Capitalizing on a growing trend, Mark Woronchuk and his business partner opened their store, CBD Kings, on Abbott Rd. in South Buffalo last September.

They sell ingestable oils, edible gummies, creams, coffee, vapor products and smokeable plant buds containing the chemical CBD or cannibidiol. Like marijuana, it comes from the cannabis plant, or hemp. But this stuff is legal here — and gaining popularity.

"You get a real mind-calming relaxation-type feeling," said Woronchuk, who first used CBD products himself to alleviate pain from a shoulder injury and help him sleep better. "You don't get high. You get calm."

That's because legally, these products must contain only very small amounts (less than .03 percent) of THC, the compound in marijuana that often leaves a person feeling intoxicated.  

Dr. Laszlo Mechtler heads the medical cannabis clinic at the DENT Neurological Institute in Amherst. He says there are many benefits CBD can provide with minimal side effects.

"It's marijuana but without getting high," he said. "It helps anxiety. It helps you sleep. It's an anti-inflammatory. And it also helps pain."

Managing pain is the reason Nick Furhmann, a chiropractor who owns Fuhrmann Health Services in Orchard Park, makes his own CBD cream and sells it to his patients. 

“If the back's hurting, you rub it right on the back. If the neck's hurting, you put it right on the neck. It's going to absorb right into the skin and affect the nerves and the tissue right where the pain is," Fuhrmann said.

While Furhmann says his patients have had success with his products, Mechtler says the research shows using topical creams or cosmetics with CBD only goes skin-deep.

"Locally could it help joint pain, arthritis? The answer is yes, it could. There's no signs that that's getting absorbed [into the rest of the body] at all,” he said.

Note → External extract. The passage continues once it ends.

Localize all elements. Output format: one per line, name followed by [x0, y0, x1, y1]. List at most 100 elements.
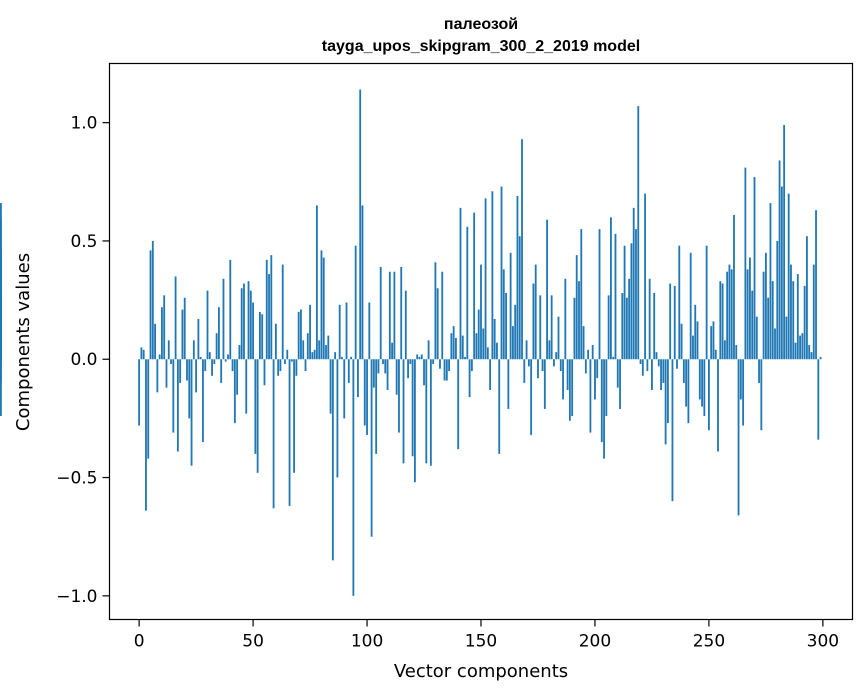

Since the CBD products in stores or online are not government-regulated, Mechtler calls the industry the "Wild West" and warns people to be cautious of what they're putting in their bodies.

"Could there be containments in there? Sure could. Could there be high THC in there? Could be. You just don't know," Mechtler said. "And that's the danger of buying CBD products."

Mechtler says it's much safer to talk with a doctor about using CBD as part of the medical marijuana program. 

At CBD Kings, Woronchuk says they say what they sell is laboratory-tested, so they know exactly what's on the shelves. 

"I would like it to eventually be regulated so that people would know and feel more safe about what products they’re getting and what's in their products," Woronchuk said.

Mechtler, Woronchuk and Furhmann all agree that much more research is needed on CBD and its effects. Mechtler says that's more likely to happen after recent moves by the federal government to change the way CBD is classified as a drug and legalize hemp for industrial use.